CoreWeave, a cloud services provider backed by Nvidia, has adjusted its initial public offering (IPO) plans, according to Reuters on Friday.
The company now intends to sell 37.5 million shares at $40 each, down from the previously planned 49 million shares priced between $47 and $55. This adjustment reduces the potential capital raise from up to $2.7 billion to approximately $1.5 billion, valuing the company at about $23 billion.
READ: Nvidia-backed cloud firm CoreWeave files for $35 billion IPO (March 4, 2025)
This is far lower than CoreWeave’s previous estimation — earlier, it was reported that the company was eyeing for a valuation between $27.4 billion and $32 billion. A previous Reuters report also suggested that the cloud service provider was seeking a valuation of more than $35 billion in its New York IPO.
Investor concerns have reportedly influenced this decision, particularly regarding CoreWeave’s significant debt—reported at around $8 billion—and its lack of profitability to date. The company’s reliance on major clients, such as Microsoft, which accounted for 62% of its $1.9 billion revenue in 2024, also raises questions about its financial stability.

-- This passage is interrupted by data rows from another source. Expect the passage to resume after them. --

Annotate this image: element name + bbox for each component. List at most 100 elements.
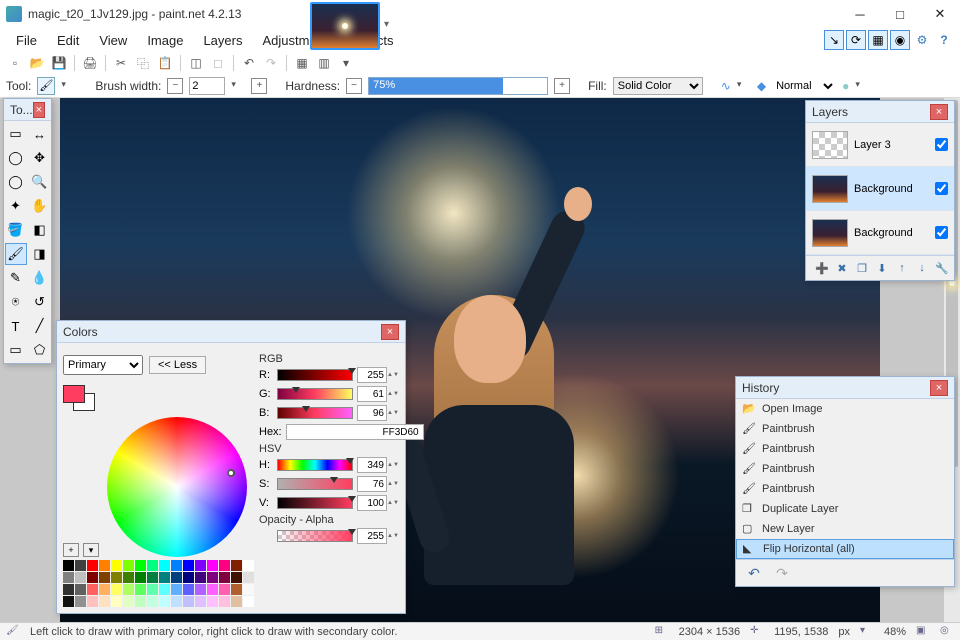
colors-window-icon[interactable]: ◉ [890, 30, 910, 50]
brushwidth-increase[interactable]: + [251, 78, 267, 94]
unit-drop-icon[interactable]: ▾ [860, 625, 874, 639]
tool-rectangle[interactable]: ▭ [5, 339, 27, 361]
overwrite-drop-icon[interactable]: ▾ [855, 79, 869, 93]
tool-colorpicker[interactable]: 💧 [29, 267, 51, 289]
palette-color[interactable] [111, 560, 122, 571]
palette-color[interactable] [87, 560, 98, 571]
palette-color[interactable] [243, 572, 254, 583]
palette-color[interactable] [63, 560, 74, 571]
tool-shapes[interactable]: ⬠ [29, 339, 51, 361]
palette-color[interactable] [171, 560, 182, 571]
layer-props-icon[interactable]: 🔧 [933, 259, 951, 277]
palette-color[interactable] [147, 572, 158, 583]
palette-color[interactable] [111, 572, 122, 583]
palette-color[interactable] [183, 584, 194, 595]
tool-lasso[interactable]: ◯ [5, 147, 27, 169]
palette-color[interactable] [195, 596, 206, 607]
palette-color[interactable] [171, 584, 182, 595]
crop-icon[interactable]: ◫ [187, 54, 205, 72]
redo-icon[interactable]: ↷ [262, 54, 280, 72]
palette-color[interactable] [243, 560, 254, 571]
tools-panel-close[interactable]: × [33, 102, 45, 118]
color-wheel[interactable] [107, 417, 247, 557]
history-redo-icon[interactable]: ↷ [772, 564, 792, 582]
chevron-down-icon[interactable]: ▾ [384, 19, 398, 33]
palette-color[interactable] [135, 584, 146, 595]
blend-select[interactable]: Normal [772, 77, 836, 95]
palette-color[interactable] [195, 560, 206, 571]
brushwidth-decrease[interactable]: − [167, 78, 183, 94]
palette-color[interactable] [147, 560, 158, 571]
palette-color[interactable] [99, 584, 110, 595]
palette-color[interactable] [231, 572, 242, 583]
blend-icon[interactable]: ◆ [757, 79, 766, 93]
tool-eraser[interactable]: ◨ [29, 243, 51, 265]
color-mode-select[interactable]: Primary [63, 355, 143, 375]
palette-color[interactable] [111, 584, 122, 595]
antialias-icon[interactable]: ∿ [721, 79, 731, 93]
history-row[interactable]: ❐Duplicate Layer [736, 499, 954, 519]
palette-color[interactable] [183, 572, 194, 583]
r-input[interactable] [357, 367, 387, 383]
layer-up-icon[interactable]: ↑ [893, 259, 911, 277]
a-slider[interactable] [277, 530, 353, 542]
palette-color[interactable] [63, 572, 74, 583]
a-input[interactable] [357, 528, 387, 544]
h-slider[interactable] [277, 459, 353, 471]
palette-color[interactable] [123, 584, 134, 595]
palette-color[interactable] [207, 560, 218, 571]
palette-color[interactable] [231, 560, 242, 571]
menu-image[interactable]: Image [137, 30, 193, 51]
layer-down-icon[interactable]: ↓ [913, 259, 931, 277]
settings-icon[interactable]: ⚙ [912, 30, 932, 50]
history-row[interactable]: 🖌Paintbrush [736, 459, 954, 479]
palette-color[interactable] [183, 596, 194, 607]
palette-color[interactable] [159, 596, 170, 607]
tool-move-sel[interactable]: ↔ [29, 123, 51, 145]
tool-ellipse-select[interactable]: ◯ [5, 171, 27, 193]
g-slider[interactable] [277, 388, 353, 400]
deselect-icon[interactable]: ◻ [209, 54, 227, 72]
palette-color[interactable] [135, 560, 146, 571]
tool-paintbrush[interactable]: 🖌 [5, 243, 27, 265]
layer-row[interactable]: Background [806, 167, 954, 211]
undo-icon[interactable]: ↶ [240, 54, 258, 72]
palette-color[interactable] [75, 596, 86, 607]
antialias-drop-icon[interactable]: ▾ [737, 79, 751, 93]
palette-color[interactable] [99, 560, 110, 571]
overwrite-icon[interactable]: ● [842, 79, 849, 93]
hardness-decrease[interactable]: − [346, 78, 362, 94]
palette-color[interactable] [123, 572, 134, 583]
palette-color[interactable] [231, 584, 242, 595]
layers-panel-close[interactable]: × [930, 104, 948, 120]
s-slider[interactable] [277, 478, 353, 490]
hardness-slider[interactable]: 75% [368, 77, 548, 95]
wheel-handle[interactable] [227, 469, 235, 477]
v-slider[interactable] [277, 497, 353, 509]
brushwidth-input[interactable] [189, 77, 225, 95]
palette-color[interactable] [243, 596, 254, 607]
tool-gradient[interactable]: ◧ [29, 219, 51, 241]
palette-color[interactable] [219, 596, 230, 607]
s-input[interactable] [357, 476, 387, 492]
history-row[interactable]: ▢New Layer [736, 519, 954, 539]
history-row[interactable]: 🖌Paintbrush [736, 439, 954, 459]
palette-color[interactable] [87, 596, 98, 607]
r-slider[interactable] [277, 369, 353, 381]
tool-dropdown-icon[interactable]: ▾ [61, 79, 75, 93]
palette-color[interactable] [75, 572, 86, 583]
tool-recolor[interactable]: ↺ [29, 291, 51, 313]
fit-actual-icon[interactable]: ◎ [940, 625, 954, 639]
palette-color[interactable] [123, 596, 134, 607]
palette-color[interactable] [183, 560, 194, 571]
b-slider[interactable] [277, 407, 353, 419]
history-row[interactable]: 🖌Paintbrush [736, 419, 954, 439]
menu-layers[interactable]: Layers [193, 30, 252, 51]
palette-add-icon[interactable]: + [63, 543, 79, 557]
cut-icon[interactable]: ✂ [112, 54, 130, 72]
current-tool-icon[interactable]: 🖌 [37, 77, 55, 95]
v-input[interactable] [357, 495, 387, 511]
minimize-button[interactable]: ─ [840, 0, 880, 28]
layer-row[interactable]: Layer 3 [806, 123, 954, 167]
fit-window-icon[interactable]: ▣ [916, 625, 930, 639]
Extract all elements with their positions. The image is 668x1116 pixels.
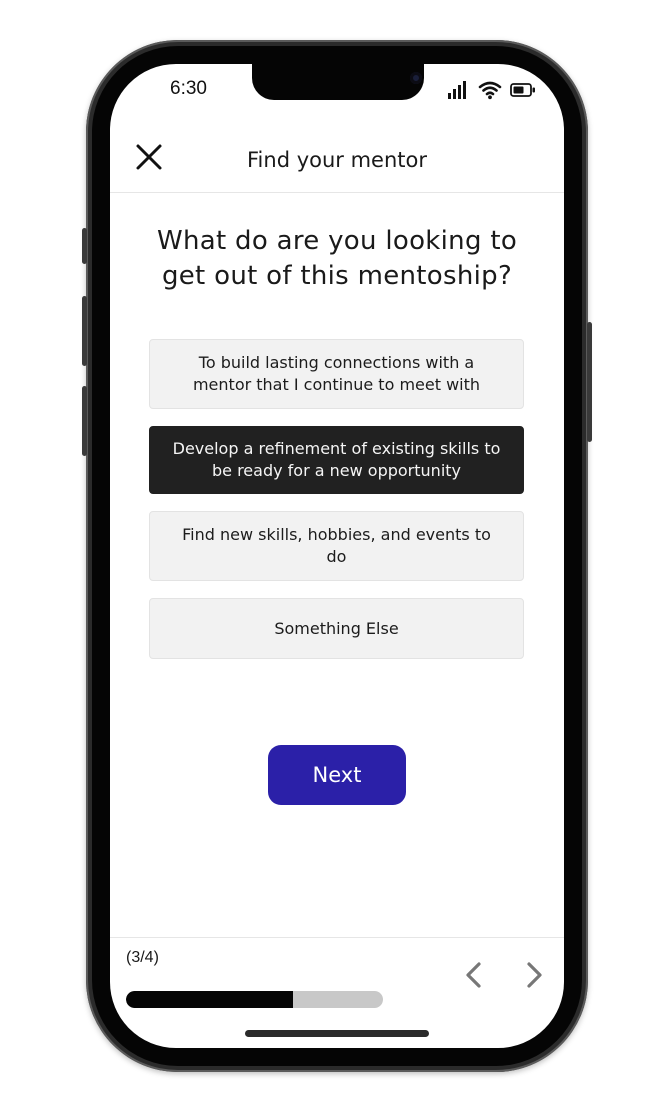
camera-icon: [410, 72, 422, 84]
previous-button[interactable]: [460, 958, 488, 992]
option-label: To build lasting connections with a ment…: [192, 353, 481, 394]
next-button[interactable]: Next: [268, 745, 406, 805]
phone-screen: 6:30 Find your mentor What do are you lo…: [110, 64, 564, 1048]
header: Find your mentor: [110, 128, 564, 193]
option-label: Develop a refinement of existing skills …: [172, 439, 501, 480]
progress-fill: [126, 991, 294, 1008]
home-indicator[interactable]: [245, 1030, 429, 1037]
option-refine-skills[interactable]: Develop a refinement of existing skills …: [149, 426, 524, 494]
option-label: Find new skills, hobbies, and events to …: [182, 525, 491, 566]
volume-up-button: [82, 296, 87, 366]
battery-icon: [510, 83, 535, 97]
step-counter: (3/4): [126, 949, 159, 966]
progress-bar: [126, 991, 383, 1008]
question-line-1: What do are you looking to: [156, 226, 518, 256]
status-time: 6:30: [170, 78, 207, 99]
forward-button[interactable]: [520, 958, 548, 992]
chevron-left-icon: [466, 962, 481, 988]
option-label: Something Else: [274, 618, 399, 638]
silent-switch: [82, 228, 87, 264]
notch: [252, 64, 424, 100]
signal-icon: [448, 81, 466, 99]
page-title: Find your mentor: [247, 148, 427, 172]
question-line-2: get out of this mentoship?: [161, 261, 513, 291]
wifi-icon: [478, 81, 502, 100]
option-new-skills[interactable]: Find new skills, hobbies, and events to …: [149, 511, 524, 581]
status-icons: [446, 80, 538, 102]
chevron-right-icon: [527, 962, 542, 988]
volume-down-button: [82, 386, 87, 456]
footer-divider: [110, 937, 564, 938]
option-lasting-connections[interactable]: To build lasting connections with a ment…: [149, 339, 524, 409]
power-button: [587, 322, 592, 442]
option-something-else[interactable]: Something Else: [149, 598, 524, 659]
question-heading: What do are you looking to get out of th…: [134, 224, 540, 294]
options-list: To build lasting connections with a ment…: [149, 339, 524, 676]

CoreWeave, founded in 2017, gives access to data centers and high-performance CPUs for AI workloads, which are mostly supplied by Nvidia. It competes with cloud services like Microsoft’s Azure and Amazon’s AWS. The cloud firm’s clients include hedge fund Jane Street, as well as IT giants like Meta, IBM, and Microsoft.
READ: AI may cause massive layoffs on Wall Street in the near future (January 10, 2025)
Despite these challenges, CoreWeave has secured substantial partnerships, including an almost $12 billion infrastructure deal with OpenAI. Furthermore, Nvidia has committed to anchoring the IPO with a $250 million investment. CoreWeave plans to use about $1 billion of the IPO proceeds to pay down debt.
CoreWeave’s revenue surged more than eightfold in 2024, according to the cloud provider’s IPO filing. While the filing sets the stage for a significant stock market debut, it remains to be seen whether it will rank among the largest flotations in recent years.